Someone driving an ancient Lincoln Town Car glides from the right lane across the middle lane, into the left-turn lane in one long move, then doesn’t turn left, just slides back in ahead of a by-now-frantic reassembly of traffic. Cate lays on her horn, just to assert herself in a situation over which she has no control.
“Major drugs” is Neale’s guess, which is always her guess about these sorts of drivers—extremely calm but totally clueless.
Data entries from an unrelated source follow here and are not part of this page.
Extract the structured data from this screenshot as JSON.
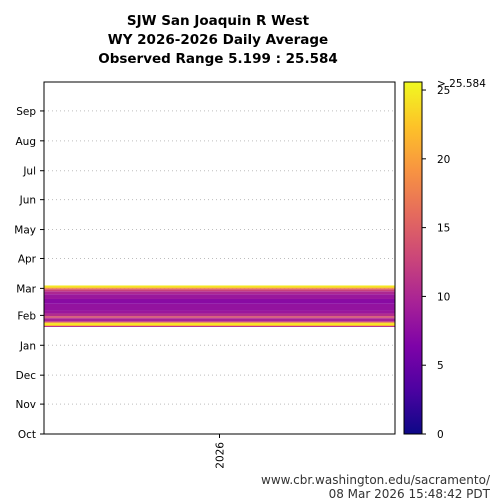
{
  "chart_data": {
    "type": "heatmap",
    "title_lines": [
      "SJW San Joaquin R West",
      "WY 2026-2026 Daily Average",
      "Observed Range 5.199 : 25.584"
    ],
    "x_categories": [
      "2026"
    ],
    "y_months": [
      "Oct",
      "Nov",
      "Dec",
      "Jan",
      "Feb",
      "Mar",
      "Apr",
      "May",
      "Jun",
      "Jul",
      "Aug",
      "Sep"
    ],
    "observed_min": 5.199,
    "observed_max": 25.584,
    "colorbar": {
      "min": 0,
      "max": 25.584,
      "ticks": [
        0,
        5,
        10,
        15,
        20,
        25
      ],
      "top_label": "> 25.584",
      "colormap": "plasma"
    },
    "bands": [
      {
        "start_day": 111,
        "end_day": 112,
        "value": 10.5
      },
      {
        "start_day": 112,
        "end_day": 113,
        "value": 21
      },
      {
        "start_day": 113,
        "end_day": 115,
        "value": 24.5
      },
      {
        "start_day": 115,
        "end_day": 116,
        "value": 19
      },
      {
        "start_day": 116,
        "end_day": 117,
        "value": 12
      },
      {
        "start_day": 117,
        "end_day": 120,
        "value": 9.5
      },
      {
        "start_day": 120,
        "end_day": 121,
        "value": 12
      },
      {
        "start_day": 121,
        "end_day": 122,
        "value": 16
      },
      {
        "start_day": 122,
        "end_day": 125,
        "value": 10.5
      },
      {
        "start_day": 125,
        "end_day": 128,
        "value": 8.5
      },
      {
        "start_day": 128,
        "end_day": 135,
        "value": 8
      },
      {
        "start_day": 135,
        "end_day": 140,
        "value": 7.2
      },
      {
        "start_day": 140,
        "end_day": 145,
        "value": 8.5
      },
      {
        "start_day": 145,
        "end_day": 148,
        "value": 10
      },
      {
        "start_day": 148,
        "end_day": 150,
        "value": 12.5
      },
      {
        "start_day": 150,
        "end_day": 151,
        "value": 16
      },
      {
        "start_day": 151,
        "end_day": 152,
        "value": 21
      },
      {
        "start_day": 152,
        "end_day": 154,
        "value": 24.5
      }
    ]
  },
  "footer": {
    "source_url": "www.cbr.washington.edu/sacramento/",
    "timestamp": "08 Mar 2026 15:48:42 PDT"
  }
}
Cate takes a quick left at the super-cheap car wash (and wristwatch outlet, if you count the guy with a few hundred of them pinned to the inside of his coat). Next door is her branch of the public library.
“You haven’t mentioned Maureen today. Have you moved on?”
“Oh no. I’m actually kind of pinning my hopes on her.” Cate hasn’t mentioned Dana at the beach. Even saying Dana’s name gives her a level of reality Cate can’t bear.
“Really!?” Neale sounds surprised, and not pleasantly.
“I don’t want to still be looking for a relationship at fifty in what are probably going to be reduced circumstances.” What she doesn’t say is what she found out on the dog beach—that it is still possible she could retreat into a life lived in someone else’s back pocket. Going around with frostbite on her hands from making time-pressured love in the freezer at Toaster, haggard from nights of euphoric insomnia. Dana is Cate’s narcotic. Huge highs. Crash landings where she finds herself alone in an empty room. Yet here she is thinking about Dana even as she’s talking about Maureen. She has totally disconnected from this conversation. It’s like she’s speaking through a ventriloquist’s dummy. The dummy sounds confident saying, “I think if I put in all my little details, the algorithm on any dating site would come up with Maureen as my best match.” She pulls up in front of the library. “I just need to stop here for a minute. Maybe only thirty seconds.”